E-mail: richard.logan@nottingham.ac.uk

Abstract

Aliment Pharmacol Ther 2010; 32: 215–224

Summary

Background  Acute upper gastrointestinal bleeding (AUGIB) accounts for 14% of RBC units transfused in the UK. In exsanguinating AUGIB the value of RBC transfusion is self evident, but in less severe bleeding its value is less obvious.

Aim  To examine the relationship between early RBC transfusion, re-bleeding and mortality following AUGIB, which is one of the most common indications for red blood cell (RBC) transfusion.

Method  Data were collected on 4441 AUGIB patients presenting to UK hospitals. The relationship between early RBC transfusion, re-bleeding and death was examined using logistic regression.

Results  44% were transfused RBCs within 12 hours of admission. In patients transfused with an initial haemoglobin of <8 g/dl, re-bleeding occurred in 23% and mortality was 13% compared with a re-bleeding rate of 15%, and mortality of 13% in those not transfused. In patients transfused with haemoglobin >8 g/dl, re-bleeding occurred in 24% and mortality was 11% compared with a re-bleeding rate of 6.7%, and mortality of 4.3% in those not transfused. After adjusting for Rockall score and initial haemoglobin, early transfusion was associated with a two-fold increased risk of re-bleeding (Odds ratio 2.26, 95% CI 1.76–2.90) and a 28% increase in mortality (Odds ratio 1.28, 95% CI 0.94–1.74).

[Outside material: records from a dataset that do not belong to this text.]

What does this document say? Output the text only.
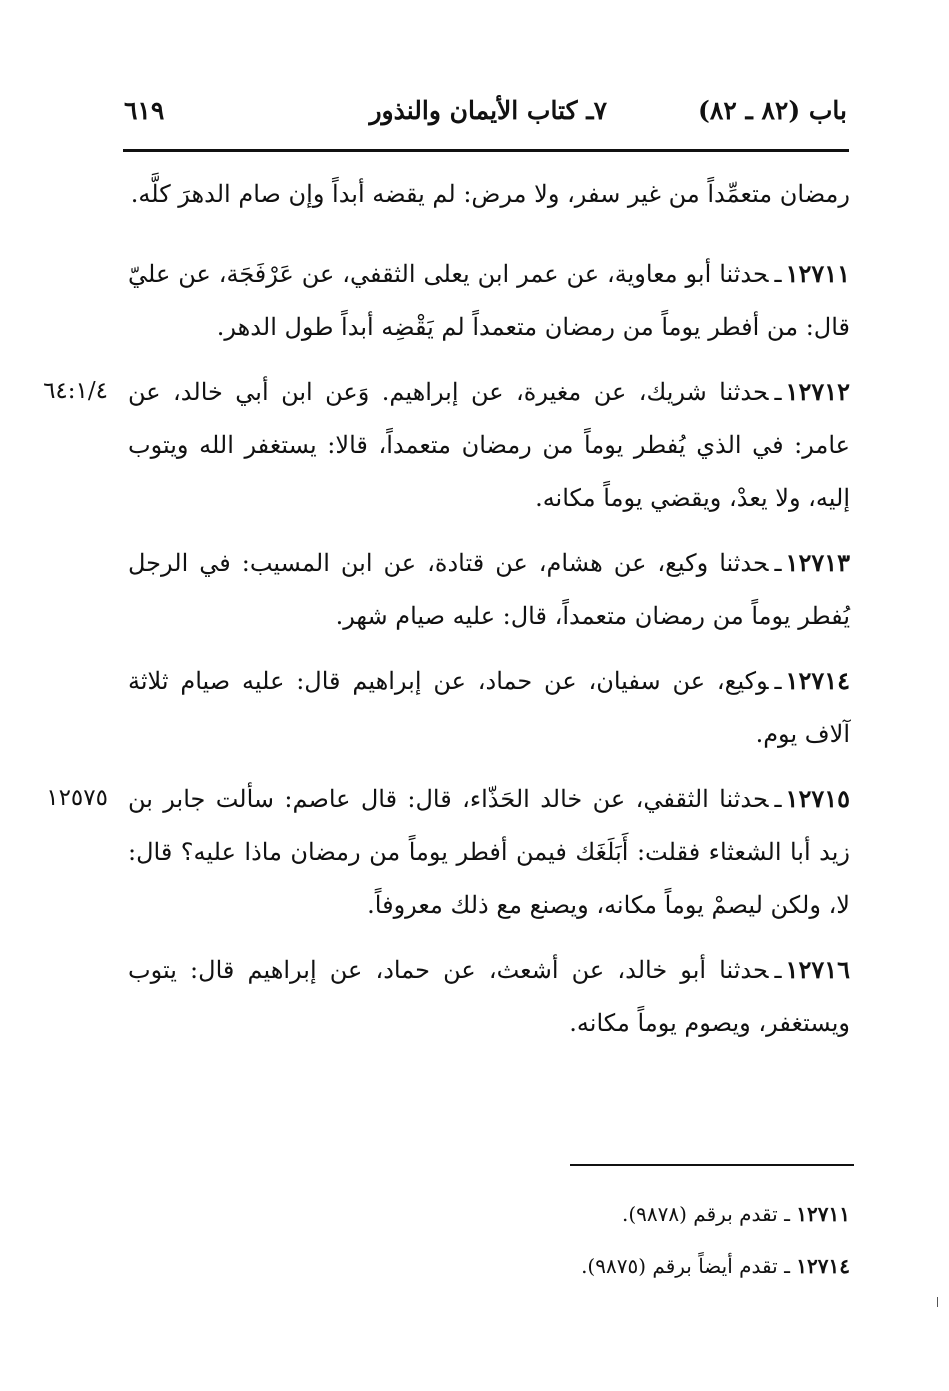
باب (٨٢ ـ ٨٢)
٧ـ كتاب الأيمان والنذور
٦١٩

رمضان متعمِّداً من غير سفر، ولا مرض: لم يقضه أبداً وإن صام الدهرَ كلَّه.

١٢٧١١ـحدثنا أبو معاوية، عن عمر ابن يعلى الثقفي، عن عَرْفَجَة، عن عليّ قال: من أفطر يوماً من رمضان متعمداً لم يَقْضِه أبداً طول الدهر.

٦٤:١/٤	١٢٧١٢ـحدثنا شريك، عن مغيرة، عن إبراهيم. وَعن ابن أبي خالد، عن عامر: في الذي يُفطر يوماً من رمضان متعمداً، قالا: يستغفر الله ويتوب إليه، ولا يعدْ، ويقضي يوماً مكانه.

١٢٧١٣ـحدثنا وكيع، عن هشام، عن قتادة، عن ابن المسيب: في الرجل يُفطر يوماً من رمضان متعمداً، قال: عليه صيام شهر.

١٢٧١٤ـوكيع، عن سفيان، عن حماد، عن إبراهيم قال: عليه صيام ثلاثة آلاف يوم.

١٢٥٧٥	١٢٧١٥ـحدثنا الثقفي، عن خالد الحَذّاء، قال: قال عاصم: سألت جابر بن زيد أبا الشعثاء فقلت: أَبَلَغَك فيمن أفطر يوماً من رمضان ماذا عليه؟ قال: لا، ولكن ليصمْ يوماً مكانه، ويصنع مع ذلك معروفاً.

١٢٧١٦ـحدثنا أبو خالد، عن أشعث، عن حماد، عن إبراهيم قال: يتوب ويستغفر، ويصوم يوماً مكانه.

١٢٧١١ ـ تقدم برقم (٩٨٧٨).
١٢٧١٤ ـ تقدم أيضاً برقم (٩٨٧٥).
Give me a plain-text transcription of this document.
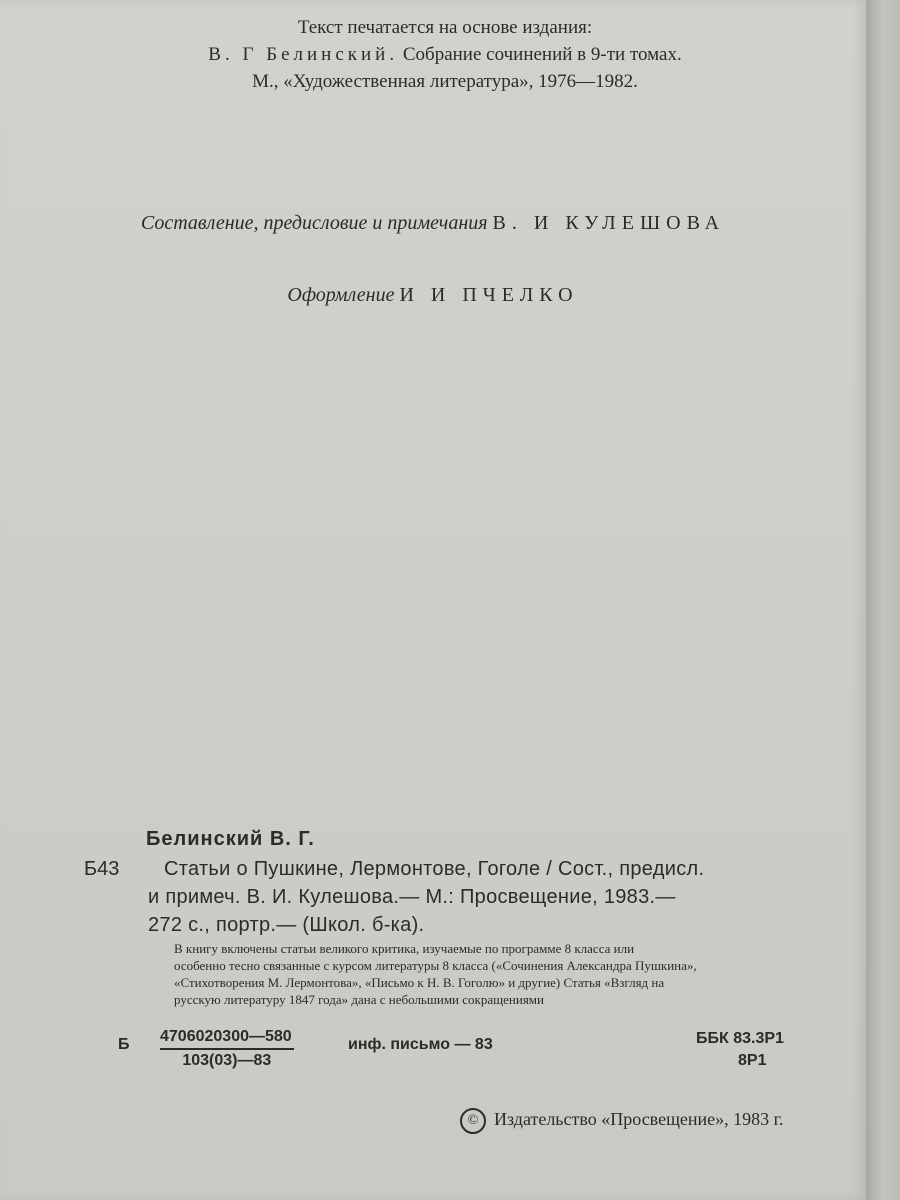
Текст печатается на основе издания:
В. Г Белинский. Собрание сочинений в 9-ти томах.
М., «Художественная литература», 1976—1982.
Составление, предисловие и примечания В. И КУЛЕШОВА
Оформление И И ПЧЕЛКО
Белинский В. Г.
Б43 Статьи о Пушкине, Лермонтове, Гоголе / Сост., предисл.
и примеч. В. И. Кулешова.— М.: Просвещение, 1983.—
272 с., портр.— (Школ. б-ка).
В книгу включены статьи великого критика, изучаемые по программе 8 класса или
особенно тесно связанные с курсом литературы 8 класса («Сочинения Александра Пушкина»,
«Стихотворения М. Лермонтова», «Письмо к Н. В. Гоголю» и другие) Статья «Взгляд на
русскую литературу 1847 года» дана с небольшими сокращениями
Б $\frac{4706020300—580}{103(03)—83}$	инф. письмо — 83	ББК 83.3Р1
8Р1
© Издательство «Просвещение», 1983 г.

Conclusions  Early RBC transfusion in AUGIB was associated with a two-fold increased risk of re-bleeding and an increase in mortality, although the latter was not statistically significant. Although these findings could be due to residual confounding, they indicate that a randomized comparison of restrictive and liberal transfusion policies in AUGIB is urgently required.